Tuesday April 24th, 2001
By Merissa Marr
SLEC, the company controlled by German television groups Kirch and EM.TV, tightened its grip on the commercial rights to Formula One motor racing on Tuesday but pledged to keep the sport on free television.
Kirch said its part-owned SLEC holding company paid $309 million for a 100-year extension to the commercial rights in an agreement with the International Automobile Federation (FIA), motor racing's governing body.
Munich-based Kirch also held out an olive branch to Formula One carmakers, who have been threatening to launch a breakaway circuit, with a commitment to broadcast on free-to-air television rather than migrate the sport to pay TV channels.

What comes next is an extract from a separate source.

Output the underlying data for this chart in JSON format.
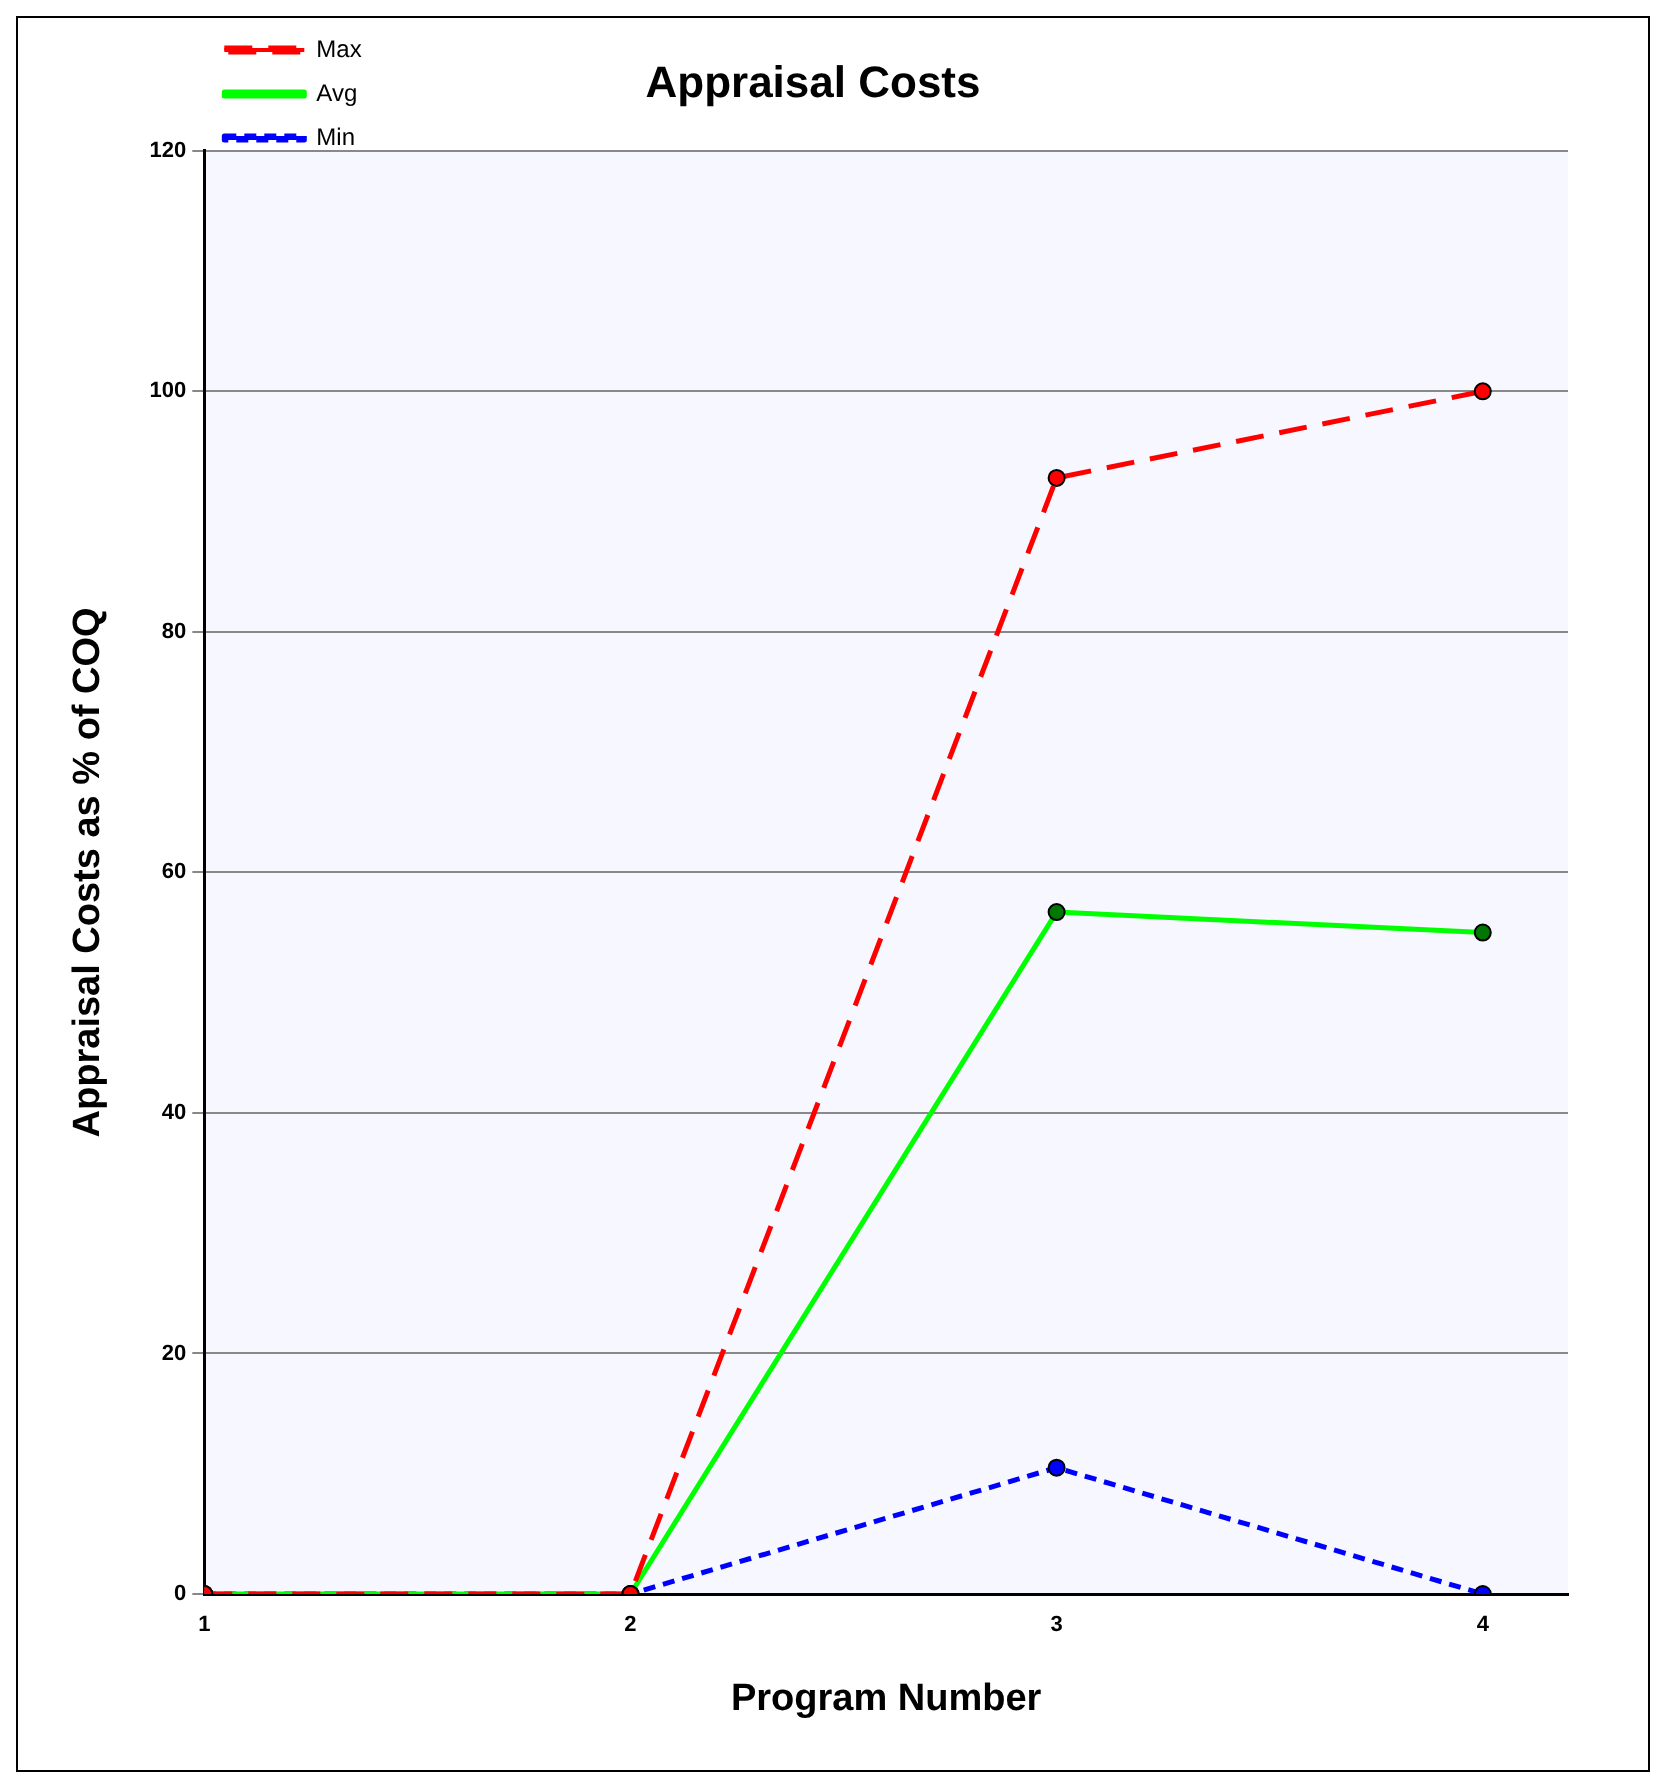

Without the long-term support of the carmakers, any rights deal holds limited value. However, the television commitment may not be enough to placate the carmakers, who are thought to want a stake in Formula One holding company SLEC.

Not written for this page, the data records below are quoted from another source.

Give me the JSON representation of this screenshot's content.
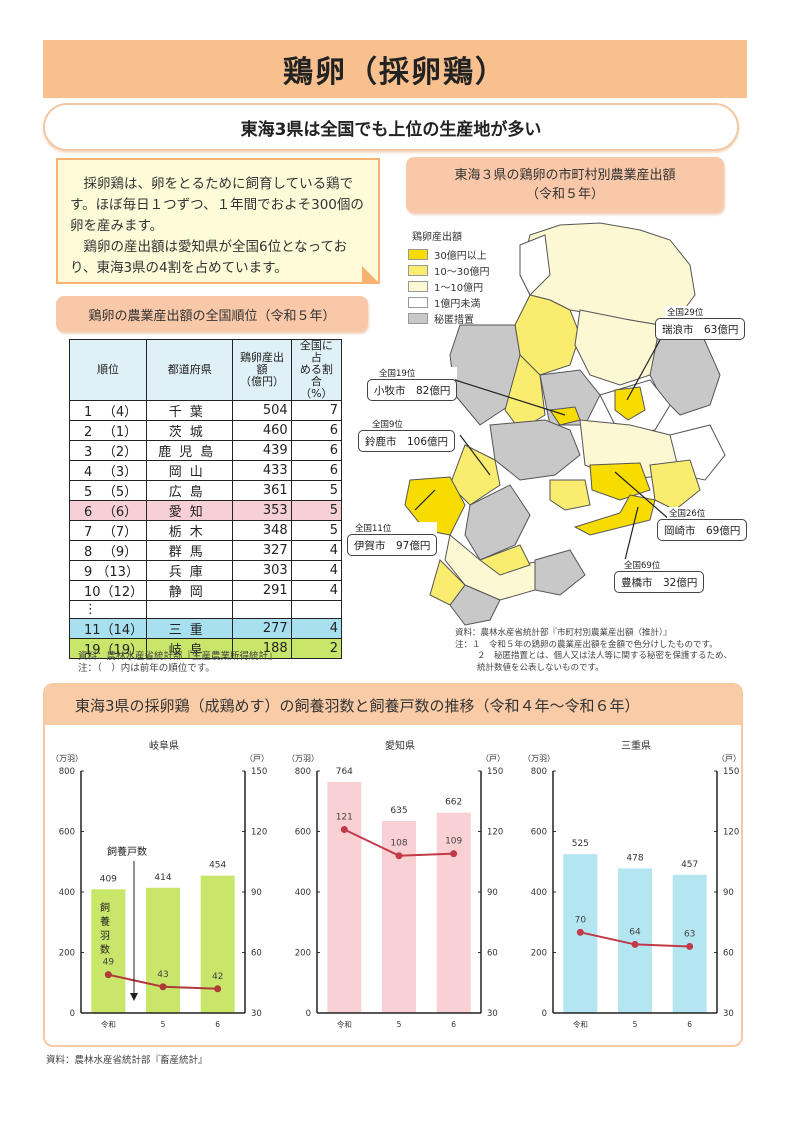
{
  "header": {
    "title": "鶏卵（採卵鶏）",
    "subtitle": "東海3県は全国でも上位の生産地が多い"
  },
  "intro": {
    "paragraph1": "採卵鶏は、卵をとるために飼育している鶏です。ほぼ毎日１つずつ、１年間でおよそ300個の卵を産みます。",
    "paragraph2": "鶏卵の産出額は愛知県が全国6位となっており、東海3県の4割を占めています。"
  },
  "ranking": {
    "label": "鶏卵の農業産出額の全国順位（令和５年）",
    "columns": [
      "順位",
      "都道府県",
      "鶏卵産出額（億円）",
      "全国に占める割合（%）"
    ],
    "column_lines": {
      "c3a": "鶏卵産出額",
      "c3b": "（億円）",
      "c4a": "全国に占",
      "c4b": "める割合",
      "c4c": "（%）"
    },
    "rows": [
      {
        "rank": "1 　（4）",
        "pref": "千葉",
        "value": "504",
        "share": "7"
      },
      {
        "rank": "2 　（1）",
        "pref": "茨城",
        "value": "460",
        "share": "6"
      },
      {
        "rank": "3 　（2）",
        "pref": "鹿児島",
        "value": "439",
        "share": "6"
      },
      {
        "rank": "4 　（3）",
        "pref": "岡山",
        "value": "433",
        "share": "6"
      },
      {
        "rank": "5 　（5）",
        "pref": "広島",
        "value": "361",
        "share": "5"
      },
      {
        "rank": "6 　（6）",
        "pref": "愛知",
        "value": "353",
        "share": "5"
      },
      {
        "rank": "7 　（7）",
        "pref": "栃木",
        "value": "348",
        "share": "5"
      },
      {
        "rank": "8 　（9）",
        "pref": "群馬",
        "value": "327",
        "share": "4"
      },
      {
        "rank": "9 （13）",
        "pref": "兵庫",
        "value": "303",
        "share": "4"
      },
      {
        "rank": "10（12）",
        "pref": "静岡",
        "value": "291",
        "share": "4"
      },
      {
        "rank": "⋮",
        "pref": "",
        "value": "",
        "share": ""
      },
      {
        "rank": "11（14）",
        "pref": "三重",
        "value": "277",
        "share": "4"
      },
      {
        "rank": "19（19）",
        "pref": "岐阜",
        "value": "188",
        "share": "2"
      }
    ],
    "source": "資料：農林水産省統計部『生産農業所得統計』",
    "note": "注：（　）内は前年の順位です。"
  },
  "map": {
    "label_line1": "東海３県の鶏卵の市町村別農業産出額",
    "label_line2": "（令和５年）",
    "legend_title": "鶏卵産出額",
    "legend": [
      {
        "label": "30億円以上",
        "color": "#f7dc00"
      },
      {
        "label": "10～30億円",
        "color": "#f9ec6e"
      },
      {
        "label": "1～10億円",
        "color": "#fdf8d4"
      },
      {
        "label": "1億円未満",
        "color": "#ffffff"
      },
      {
        "label": "秘匿措置",
        "color": "#c8c8c8"
      }
    ],
    "callouts": [
      {
        "rank": "全国29位",
        "text": "瑞浪市　63億円"
      },
      {
        "rank": "全国19位",
        "text": "小牧市　82億円"
      },
      {
        "rank": "全国9位",
        "text": "鈴鹿市　106億円"
      },
      {
        "rank": "全国11位",
        "text": "伊賀市　97億円"
      },
      {
        "rank": "全国26位",
        "text": "岡崎市　69億円"
      },
      {
        "rank": "全国69位",
        "text": "豊橋市　32億円"
      }
    ],
    "source": "資料：農林水産省統計部『市町村別農業産出額（推計）』",
    "note1": "注：１　令和５年の鶏卵の農業産出額を金額で色分けしたものです。",
    "note2": "２　秘匿措置とは、個人又は法人等に関する秘密を保護するため、",
    "note3": "統計数値を公表しないものです。"
  },
  "trend": {
    "label": "東海3県の採卵鶏（成鶏めす）の飼養羽数と飼養戸数の推移（令和４年～令和６年）",
    "left_unit": "（万羽）",
    "right_unit": "（戸）",
    "annot_households": "飼養戸数",
    "annot_birds": "飼養羽数",
    "source": "資料：農林水産省統計部『畜産統計』"
  },
  "chart_data": [
    {
      "type": "bar",
      "title": "岐阜県",
      "categories": [
        "令和4年",
        "5",
        "6"
      ],
      "series": [
        {
          "name": "飼養羽数（万羽）",
          "type": "bar",
          "values": [
            409,
            414,
            454
          ],
          "color": "#c8e66a",
          "axis": "left"
        },
        {
          "name": "飼養戸数（戸）",
          "type": "line",
          "values": [
            49,
            43,
            42
          ],
          "color": "#b03a3a",
          "axis": "right"
        }
      ],
      "ylim_left": [
        0,
        800
      ],
      "yticks_left": [
        0,
        200,
        400,
        600,
        800
      ],
      "ylim_right": [
        30,
        150
      ],
      "yticks_right": [
        30,
        60,
        90,
        120,
        150
      ],
      "ylabel_left": "（万羽）",
      "ylabel_right": "（戸）"
    },
    {
      "type": "bar",
      "title": "愛知県",
      "categories": [
        "令和4年",
        "5",
        "6"
      ],
      "series": [
        {
          "name": "飼養羽数（万羽）",
          "type": "bar",
          "values": [
            764,
            635,
            662
          ],
          "color": "#f9d0d4",
          "axis": "left"
        },
        {
          "name": "飼養戸数（戸）",
          "type": "line",
          "values": [
            121,
            108,
            109
          ],
          "color": "#c03a48",
          "axis": "right"
        }
      ],
      "ylim_left": [
        0,
        800
      ],
      "yticks_left": [
        0,
        200,
        400,
        600,
        800
      ],
      "ylim_right": [
        30,
        150
      ],
      "yticks_right": [
        30,
        60,
        90,
        120,
        150
      ],
      "ylabel_left": "（万羽）",
      "ylabel_right": "（戸）"
    },
    {
      "type": "bar",
      "title": "三重県",
      "categories": [
        "令和4年",
        "5",
        "6"
      ],
      "series": [
        {
          "name": "飼養羽数（万羽）",
          "type": "bar",
          "values": [
            525,
            478,
            457
          ],
          "color": "#b4e6f2",
          "axis": "left"
        },
        {
          "name": "飼養戸数（戸）",
          "type": "line",
          "values": [
            70,
            64,
            63
          ],
          "color": "#c03a48",
          "axis": "right"
        }
      ],
      "ylim_left": [
        0,
        800
      ],
      "yticks_left": [
        0,
        200,
        400,
        600,
        800
      ],
      "ylim_right": [
        30,
        150
      ],
      "yticks_right": [
        30,
        60,
        90,
        120,
        150
      ],
      "ylabel_left": "（万羽）",
      "ylabel_right": "（戸）"
    }
  ]
}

SLEC is 75 percent owned by Kirch and its German media partner EM.TV, with Formula One boss and business supremo Bernie Ecclestone having cut his stake to 25 percent. Ecclestone agreed an outline deal to extend SLEC's rights last year but the agreement was thrown into question after the change of shareholding at SLEC.

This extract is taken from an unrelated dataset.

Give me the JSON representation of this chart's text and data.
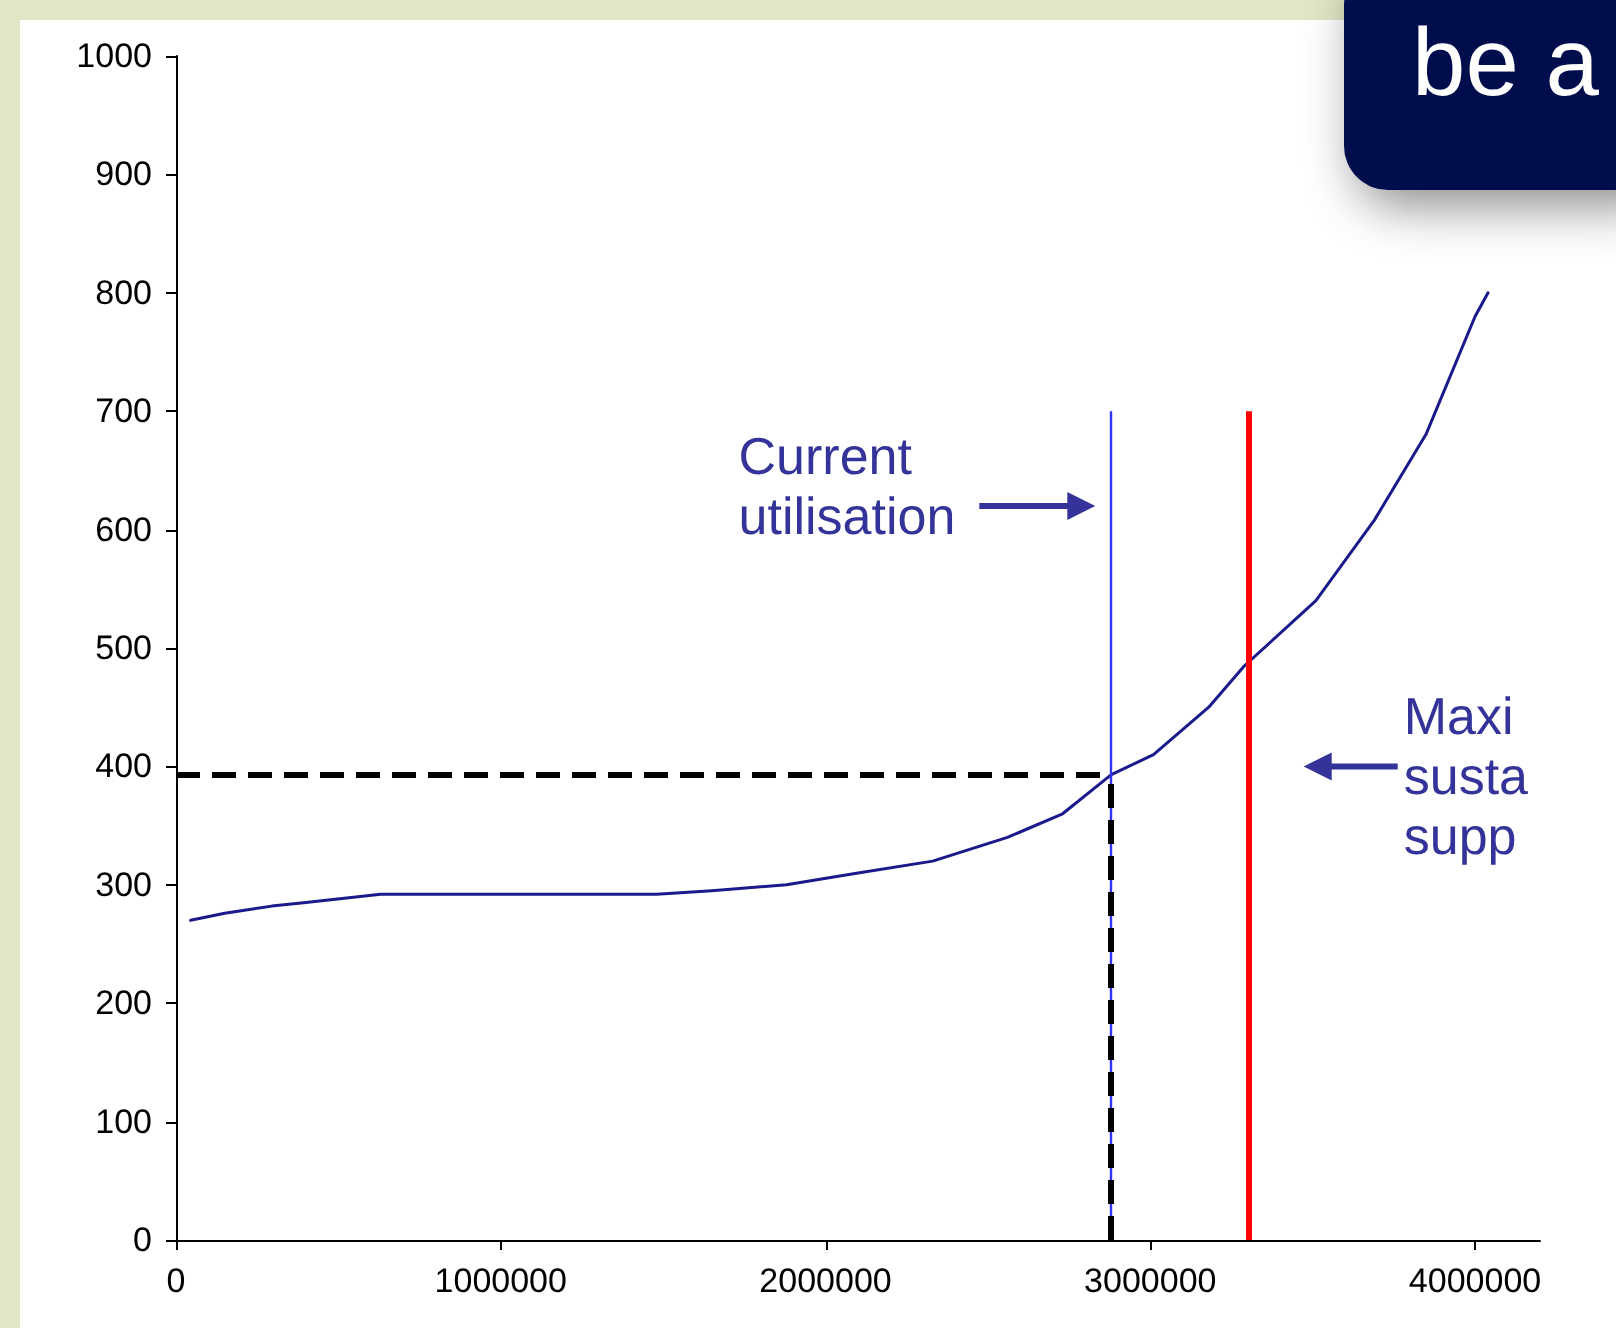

Losing the long-term rights would have been a huge blow for Kirch and EM.TV who paid 70-year-old Ecclestone millions of dollars for a 75 percent slice of SLEC. The holding previously only held the commercial rights to Formula One until 2010.
The change of ownership had promoted fears that Kirch would restrict the sport to pay television rather than the more widely watched free television, reducing its appeal to the sponsors who help to bankroll it.
"SLEC and Kirch Group have confirmed that the championship will continue to be shown on free-to-air television," the FIA said in a statement after an extraordinary meeting in Paris.
Carmakers Still Pose Threat
SLEC is far from home and dry on the carmakers front. The FIA said the 100-year rights agreement would not affect the carmakers' Concorde Agreement which expires in 2007. Recent speculation has suggested the carmakers could consider setting up a rival championship once the Concorde Agreement binding it to the existing Formula One circuit expires.
Carmakers have said they want more say in the way the sport is run and more financial return from their investments. Industry sources say Kirch has already offered the carmakers a 25 percent stake in SLEC to keep them happy.
The fortnightly Grand Prix series attracts an estimated television audience of upwards of 500 million during the nine-month season. The FIA noted the latest deal was a further step in appeasing previous concerns raised by the European Commission.
The EC took Formula One to task in 1999, criticising the close links between Ecclestone and the FIA. However it ended a lengthy investigation after Ecclestone pledged to reduce his role in FIA affairs.
"As the FIA said, this (rights deal) is a step forward for the separation of sport and commercial (activities)," European Commission spokeswoman Amelia Torres said.